The Maryland stores also are emphasizing more training for their eight service advisers, with a focus on a 10-step service-drive walkaround, Dykes said.

“We found that our service advisers were doing the basics, but not always doing all 10 steps,” he said.

To help get customers back on the road faster, service advisers also now can offer them an express-payment option — yet another convenience that could help deter defection, he said.

In addition, service managers have been instructed “to be a little more client friendly” with customers who decline service and repairs, Dykes added, much in the same way a sales manager intervenes when a sale gets hung up on price.

“Yes, discounting can be a slippery slope,” Dykes said. “But all we’re doing is having a conversation. The first ‘no’ isn’t always a firm ‘no’; it might just mean a customer needs a little more information, additional options or time to process things — get comfortable with the situation.”

The stores also installed credit-card processing machines at each adviser’s desk. This avoids lines at a cashier station, which can irritate customers; plus, a cashier can’t answer customers’ questions about car repairs.

“We’ve taken the cashiers out of the equation, which takes the customer back to where they started — with their service adviser,” Dykes said. “Customers seem to be a lot happier because the service advisers can answer their questions and get them out the door faster.”
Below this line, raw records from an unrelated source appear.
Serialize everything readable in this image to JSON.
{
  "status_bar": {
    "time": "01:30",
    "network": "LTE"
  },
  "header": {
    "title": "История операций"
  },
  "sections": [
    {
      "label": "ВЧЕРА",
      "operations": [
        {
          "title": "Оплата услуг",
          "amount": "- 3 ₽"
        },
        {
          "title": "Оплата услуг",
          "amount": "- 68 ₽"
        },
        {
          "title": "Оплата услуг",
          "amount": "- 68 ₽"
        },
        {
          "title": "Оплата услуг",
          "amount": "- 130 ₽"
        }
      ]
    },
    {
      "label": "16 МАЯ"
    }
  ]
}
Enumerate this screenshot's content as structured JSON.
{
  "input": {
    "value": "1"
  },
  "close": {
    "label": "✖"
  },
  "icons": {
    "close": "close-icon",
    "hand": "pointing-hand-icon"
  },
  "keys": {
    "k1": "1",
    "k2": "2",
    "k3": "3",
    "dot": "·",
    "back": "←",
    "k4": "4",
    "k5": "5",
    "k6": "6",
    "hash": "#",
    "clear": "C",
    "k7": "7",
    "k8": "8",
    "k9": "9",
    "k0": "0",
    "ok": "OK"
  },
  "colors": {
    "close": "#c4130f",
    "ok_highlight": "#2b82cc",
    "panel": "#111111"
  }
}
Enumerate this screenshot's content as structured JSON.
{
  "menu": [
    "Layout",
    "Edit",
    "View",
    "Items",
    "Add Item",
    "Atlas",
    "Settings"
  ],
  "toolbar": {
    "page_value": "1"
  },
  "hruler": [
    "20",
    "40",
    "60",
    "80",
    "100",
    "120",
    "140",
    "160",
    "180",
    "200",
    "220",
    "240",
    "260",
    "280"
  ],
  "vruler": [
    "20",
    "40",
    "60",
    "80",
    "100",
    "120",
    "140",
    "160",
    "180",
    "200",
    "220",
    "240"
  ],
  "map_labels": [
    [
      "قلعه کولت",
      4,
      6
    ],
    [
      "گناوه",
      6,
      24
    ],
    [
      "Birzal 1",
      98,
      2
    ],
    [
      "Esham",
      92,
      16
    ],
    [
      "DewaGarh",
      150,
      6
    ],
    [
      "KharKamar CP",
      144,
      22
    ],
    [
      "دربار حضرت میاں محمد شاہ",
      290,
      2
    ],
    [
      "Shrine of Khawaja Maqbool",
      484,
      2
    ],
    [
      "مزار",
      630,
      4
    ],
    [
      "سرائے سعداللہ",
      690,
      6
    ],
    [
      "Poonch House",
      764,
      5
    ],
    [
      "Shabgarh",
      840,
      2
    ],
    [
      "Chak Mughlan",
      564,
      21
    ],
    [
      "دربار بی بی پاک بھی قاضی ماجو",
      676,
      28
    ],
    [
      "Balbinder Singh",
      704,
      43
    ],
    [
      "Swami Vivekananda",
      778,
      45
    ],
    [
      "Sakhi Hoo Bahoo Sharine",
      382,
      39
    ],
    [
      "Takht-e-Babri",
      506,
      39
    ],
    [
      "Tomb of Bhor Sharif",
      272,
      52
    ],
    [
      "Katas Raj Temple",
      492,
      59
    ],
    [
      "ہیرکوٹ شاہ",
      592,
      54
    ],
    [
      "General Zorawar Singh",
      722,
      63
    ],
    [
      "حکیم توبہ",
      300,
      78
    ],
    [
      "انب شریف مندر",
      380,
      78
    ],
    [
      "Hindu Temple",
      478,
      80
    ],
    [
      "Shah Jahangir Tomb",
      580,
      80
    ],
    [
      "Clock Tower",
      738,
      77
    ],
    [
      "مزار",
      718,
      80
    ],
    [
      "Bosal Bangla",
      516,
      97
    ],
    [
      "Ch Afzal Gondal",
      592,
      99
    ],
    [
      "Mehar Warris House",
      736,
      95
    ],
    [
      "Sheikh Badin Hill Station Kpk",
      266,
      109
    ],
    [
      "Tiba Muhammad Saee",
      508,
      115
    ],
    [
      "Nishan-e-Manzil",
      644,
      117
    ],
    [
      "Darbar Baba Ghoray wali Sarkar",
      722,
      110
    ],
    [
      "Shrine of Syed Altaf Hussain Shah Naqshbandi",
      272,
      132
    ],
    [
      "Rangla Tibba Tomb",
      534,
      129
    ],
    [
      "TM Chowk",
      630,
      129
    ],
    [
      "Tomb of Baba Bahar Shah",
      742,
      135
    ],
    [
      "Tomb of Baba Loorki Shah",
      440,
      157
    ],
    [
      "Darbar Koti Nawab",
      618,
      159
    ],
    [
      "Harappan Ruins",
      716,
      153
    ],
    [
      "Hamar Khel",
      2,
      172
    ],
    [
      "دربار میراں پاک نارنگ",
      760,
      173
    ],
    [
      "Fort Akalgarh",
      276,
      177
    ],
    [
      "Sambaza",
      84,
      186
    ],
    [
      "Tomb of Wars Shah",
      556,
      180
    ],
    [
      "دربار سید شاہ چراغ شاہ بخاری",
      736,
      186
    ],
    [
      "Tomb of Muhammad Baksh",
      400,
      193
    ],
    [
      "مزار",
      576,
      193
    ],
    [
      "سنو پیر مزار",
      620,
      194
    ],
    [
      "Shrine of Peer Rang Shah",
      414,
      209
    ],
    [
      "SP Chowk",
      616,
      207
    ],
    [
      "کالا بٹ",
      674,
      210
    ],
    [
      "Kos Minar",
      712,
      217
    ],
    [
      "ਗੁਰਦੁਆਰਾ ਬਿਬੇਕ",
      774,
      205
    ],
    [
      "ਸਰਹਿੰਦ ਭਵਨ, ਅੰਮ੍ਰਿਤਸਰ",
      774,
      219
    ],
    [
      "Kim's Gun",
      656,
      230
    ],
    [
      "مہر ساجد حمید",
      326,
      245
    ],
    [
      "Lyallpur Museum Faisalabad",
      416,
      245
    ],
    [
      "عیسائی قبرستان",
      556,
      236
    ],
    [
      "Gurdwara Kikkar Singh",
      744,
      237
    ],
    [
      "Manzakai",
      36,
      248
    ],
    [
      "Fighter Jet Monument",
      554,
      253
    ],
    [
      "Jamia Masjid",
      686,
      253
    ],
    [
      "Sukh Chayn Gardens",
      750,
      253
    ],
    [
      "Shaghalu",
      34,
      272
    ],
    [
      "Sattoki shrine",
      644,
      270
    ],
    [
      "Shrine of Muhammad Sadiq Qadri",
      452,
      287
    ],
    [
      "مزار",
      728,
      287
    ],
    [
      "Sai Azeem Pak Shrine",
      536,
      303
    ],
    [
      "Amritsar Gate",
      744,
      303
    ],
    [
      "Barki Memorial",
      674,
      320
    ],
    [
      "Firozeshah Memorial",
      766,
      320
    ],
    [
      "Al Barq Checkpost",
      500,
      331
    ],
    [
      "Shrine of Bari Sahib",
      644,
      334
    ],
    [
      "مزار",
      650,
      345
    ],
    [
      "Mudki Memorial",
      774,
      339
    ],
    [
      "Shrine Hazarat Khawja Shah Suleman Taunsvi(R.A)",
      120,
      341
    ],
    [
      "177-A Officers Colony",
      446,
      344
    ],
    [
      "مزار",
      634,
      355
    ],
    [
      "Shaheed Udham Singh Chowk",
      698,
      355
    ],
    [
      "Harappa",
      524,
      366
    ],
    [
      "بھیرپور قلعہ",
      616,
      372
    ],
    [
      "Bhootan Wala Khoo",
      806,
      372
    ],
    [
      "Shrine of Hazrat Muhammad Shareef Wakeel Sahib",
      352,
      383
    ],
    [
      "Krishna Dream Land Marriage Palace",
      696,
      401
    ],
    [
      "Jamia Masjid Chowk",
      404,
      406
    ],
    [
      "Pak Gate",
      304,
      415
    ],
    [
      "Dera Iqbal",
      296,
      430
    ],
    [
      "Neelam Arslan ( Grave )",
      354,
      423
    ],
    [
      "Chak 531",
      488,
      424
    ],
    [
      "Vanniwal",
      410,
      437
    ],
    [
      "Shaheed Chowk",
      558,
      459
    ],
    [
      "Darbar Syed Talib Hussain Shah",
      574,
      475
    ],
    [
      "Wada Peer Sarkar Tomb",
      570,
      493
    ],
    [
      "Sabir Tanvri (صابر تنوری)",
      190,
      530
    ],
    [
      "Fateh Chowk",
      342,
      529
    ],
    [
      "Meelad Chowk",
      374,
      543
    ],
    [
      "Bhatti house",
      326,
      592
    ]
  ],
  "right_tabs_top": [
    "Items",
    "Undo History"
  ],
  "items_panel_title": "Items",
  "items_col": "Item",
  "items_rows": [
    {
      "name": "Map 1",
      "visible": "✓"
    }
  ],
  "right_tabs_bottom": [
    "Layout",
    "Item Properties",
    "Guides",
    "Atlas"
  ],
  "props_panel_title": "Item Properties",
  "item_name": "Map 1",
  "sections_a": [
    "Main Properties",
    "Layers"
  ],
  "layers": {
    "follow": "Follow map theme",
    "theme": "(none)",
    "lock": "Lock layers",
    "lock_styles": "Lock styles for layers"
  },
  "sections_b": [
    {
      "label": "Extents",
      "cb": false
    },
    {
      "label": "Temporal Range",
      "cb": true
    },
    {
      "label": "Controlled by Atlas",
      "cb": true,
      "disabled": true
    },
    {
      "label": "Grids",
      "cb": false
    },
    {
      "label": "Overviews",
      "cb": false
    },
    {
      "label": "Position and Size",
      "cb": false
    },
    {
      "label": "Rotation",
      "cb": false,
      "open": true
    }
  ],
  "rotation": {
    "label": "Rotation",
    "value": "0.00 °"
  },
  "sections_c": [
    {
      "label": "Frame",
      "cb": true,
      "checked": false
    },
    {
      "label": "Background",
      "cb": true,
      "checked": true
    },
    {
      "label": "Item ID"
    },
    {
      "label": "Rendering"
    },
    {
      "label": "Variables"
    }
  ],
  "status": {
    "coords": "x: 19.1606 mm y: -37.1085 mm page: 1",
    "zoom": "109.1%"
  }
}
Bobby Davis, service manager at First Texas Honda, one of 11 rooftops owned by Continental Automotive Group in Texas, also agrees with Harkins’ assessment.

“We’re already seeing a drastic drop in warranty repairs,” he said.

“They’re generally about 25 percent of our business, but now it’s down to about 10 percent. And I think it’s going to be that way for the foreseeable future.”

One way to stem the defection tide is to continually ensure the department’s prices are competitive with other dealerships and independent repair shops, Davis said.

“There’s a misconception that dealerships always are more expensive, but that’s a falsehood,” he said. “It can be true, but only for dealers who haven’t woken up and moved along with the times.

“You don’t have to be the cheapest, but you have to be competitive,” Davis added, noting service advisers will share price-shopping results with customers to show how the dealership’s rates stack up.

Advisers also emphasize the value of manufacturer-certified technicians and factory-certified parts. The department also is looking at third-party training for advisers to reemphasize the things they should be communicating to customers to boost retention, Davis said.

“A lot of this stuff is really basic, but it gets lost in the shuffle,” he said. “We look at warranty work as an opportunity to put ourselves in front of clients, overcome objections and prove ourselves so they want to continue to do business with us.”

Harkins said that many steps service departments must take to retain customers are simple, common sense strategies that are fairly easy to implement.

“It’s not brain surgery,” he said. “But the challenge is that people don’t like change. They run from change, not to it.

“They also don’t look enough at the long-term because the focus always is on monthly financial results,” he added. “But stores have to start thinking a few years down the road — start selling customers on the fact that their dealership is a good place to do business.”

If stores do that, when a customer’s warranty expires, they will look at the dealership as the logical place to take their vehicle for service.

“It all comes down to relationships with customers,” Housley said. “If you have that, everything else just falls into place.”